An unauthorized third party accessed BetMGM’s client records, accessing an undisclosed number of customer records. Fortunately, they did not release the records to the general public. Unfortunately, it’s likely being sold on the dark web.
What Information Was Viewed or Stolen?
The unauthorized party accessed a large amount of information, much of which was very sensitive. The released data included names, birthdays, hashed social security numbers, emails, phone numbers, postal addresses, player IDs, screen names, and “information related to your transactions” with BetMGM. This leaves patrons in a perilous situation, as now their PII (personally identifying information) is in the hands of an unknown and unauthorized party.
How Did BetMGM Admit to the Breach?
BetMGM sent notification letters to the victims and the California State Attorney General’s Office. The letters contained vague information about the incident and did not detail the breach itself. However, instructions on how to redeem the offered two years of free credit monitoring were explained in great length, as is California law. “We promptly launched an investigation after learning of the matter and have been working with leading security experts to determine the nature and scope of the issue,” reads the notice. “We learned of the issue on November 28, 2022, and believe the issue occurred in May 2022.”
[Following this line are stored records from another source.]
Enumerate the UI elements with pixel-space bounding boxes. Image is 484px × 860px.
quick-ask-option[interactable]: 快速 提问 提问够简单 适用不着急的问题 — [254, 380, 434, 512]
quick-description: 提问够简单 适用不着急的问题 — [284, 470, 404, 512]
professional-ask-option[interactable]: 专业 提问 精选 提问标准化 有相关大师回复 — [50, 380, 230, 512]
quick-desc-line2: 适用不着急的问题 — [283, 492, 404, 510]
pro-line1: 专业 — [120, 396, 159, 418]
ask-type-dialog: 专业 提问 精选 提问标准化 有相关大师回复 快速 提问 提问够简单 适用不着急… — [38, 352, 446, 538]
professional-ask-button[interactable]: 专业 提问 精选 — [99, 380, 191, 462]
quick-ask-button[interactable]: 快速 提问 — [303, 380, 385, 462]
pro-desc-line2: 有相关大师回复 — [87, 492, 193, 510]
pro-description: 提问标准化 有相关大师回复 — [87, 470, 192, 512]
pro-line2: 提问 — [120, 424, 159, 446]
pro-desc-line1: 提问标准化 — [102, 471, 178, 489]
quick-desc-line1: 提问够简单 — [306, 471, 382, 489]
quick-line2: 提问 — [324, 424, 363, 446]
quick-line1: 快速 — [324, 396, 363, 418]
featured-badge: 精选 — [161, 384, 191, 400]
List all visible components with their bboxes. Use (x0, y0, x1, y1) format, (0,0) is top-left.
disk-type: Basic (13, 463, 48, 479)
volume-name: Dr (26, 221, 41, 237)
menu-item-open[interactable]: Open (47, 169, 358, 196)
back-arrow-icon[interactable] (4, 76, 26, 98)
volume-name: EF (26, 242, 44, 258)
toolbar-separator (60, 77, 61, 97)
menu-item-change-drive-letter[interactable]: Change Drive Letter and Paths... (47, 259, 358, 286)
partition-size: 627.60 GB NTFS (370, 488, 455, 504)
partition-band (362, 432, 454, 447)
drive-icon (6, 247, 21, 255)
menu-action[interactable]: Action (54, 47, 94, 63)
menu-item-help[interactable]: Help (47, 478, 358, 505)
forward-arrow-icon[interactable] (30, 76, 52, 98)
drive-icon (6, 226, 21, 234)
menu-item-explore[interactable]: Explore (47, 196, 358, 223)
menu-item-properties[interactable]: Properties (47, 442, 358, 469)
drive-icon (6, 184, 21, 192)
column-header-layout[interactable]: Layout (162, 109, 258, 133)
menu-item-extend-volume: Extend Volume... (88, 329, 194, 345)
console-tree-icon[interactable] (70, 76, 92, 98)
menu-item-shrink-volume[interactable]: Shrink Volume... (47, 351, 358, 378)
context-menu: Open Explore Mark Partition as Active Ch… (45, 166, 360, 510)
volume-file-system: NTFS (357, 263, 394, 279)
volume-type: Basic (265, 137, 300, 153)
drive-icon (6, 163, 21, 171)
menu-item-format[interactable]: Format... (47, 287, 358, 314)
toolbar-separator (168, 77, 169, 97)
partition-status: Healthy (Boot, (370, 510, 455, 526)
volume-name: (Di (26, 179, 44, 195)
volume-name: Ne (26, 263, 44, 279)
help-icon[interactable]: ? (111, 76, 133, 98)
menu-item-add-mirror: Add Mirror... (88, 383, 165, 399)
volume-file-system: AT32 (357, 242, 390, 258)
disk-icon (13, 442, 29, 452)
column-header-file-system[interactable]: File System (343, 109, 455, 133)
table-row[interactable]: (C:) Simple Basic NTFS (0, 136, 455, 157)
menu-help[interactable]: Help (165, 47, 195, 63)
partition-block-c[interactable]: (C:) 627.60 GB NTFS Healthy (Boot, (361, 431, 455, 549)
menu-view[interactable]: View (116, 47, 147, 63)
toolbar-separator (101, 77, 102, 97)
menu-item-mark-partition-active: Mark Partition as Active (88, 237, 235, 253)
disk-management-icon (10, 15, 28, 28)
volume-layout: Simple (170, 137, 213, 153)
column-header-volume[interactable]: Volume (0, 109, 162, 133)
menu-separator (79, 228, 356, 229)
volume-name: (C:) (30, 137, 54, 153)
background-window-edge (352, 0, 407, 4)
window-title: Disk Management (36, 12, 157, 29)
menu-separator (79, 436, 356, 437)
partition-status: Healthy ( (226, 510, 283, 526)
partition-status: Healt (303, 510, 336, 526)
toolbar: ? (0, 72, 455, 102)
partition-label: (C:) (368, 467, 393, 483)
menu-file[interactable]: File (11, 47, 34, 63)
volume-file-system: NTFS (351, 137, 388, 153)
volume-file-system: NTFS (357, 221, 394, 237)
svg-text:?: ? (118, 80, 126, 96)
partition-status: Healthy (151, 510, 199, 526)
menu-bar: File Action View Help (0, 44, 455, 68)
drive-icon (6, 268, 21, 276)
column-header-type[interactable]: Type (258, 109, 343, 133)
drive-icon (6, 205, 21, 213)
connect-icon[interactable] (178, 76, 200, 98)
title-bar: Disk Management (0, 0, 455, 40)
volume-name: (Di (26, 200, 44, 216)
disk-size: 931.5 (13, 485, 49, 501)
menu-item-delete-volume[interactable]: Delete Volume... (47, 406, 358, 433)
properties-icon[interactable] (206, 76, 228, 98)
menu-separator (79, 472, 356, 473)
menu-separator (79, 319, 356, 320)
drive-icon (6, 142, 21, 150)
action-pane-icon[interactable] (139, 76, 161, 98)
What Will Become of the Stolen Information?
There are, of course, many options for the hacker: they can sell, they can let the data sit for a while to fall out of the limelight, and then sell. They can keep whatever PII and financial data they accessed and use it to steal someone’s identity. They could even hand out the information to their friends. For all we know, the hacker just wanted to scare gamblers and had no plans for the stolen details. However, it would be naive to assume so.
What Should Affected Parties Do in the Aftermath of the Breach?
We like to prepare for the worst and be surprised by the best. Whenever any of us or our loved ones are affected by the data breach, we take the steps we would if our identities were stolen - short of calling the police, of course. These steps are derailed in various other posts and are the same steps many of us take to remain safe. This keeps us protected in the long run, so we spend less time worrying about our online safety and more about the life happening around us. We hope you stay safe and protect yourself as best as you can; you only live once, so don’t spend it all worrying.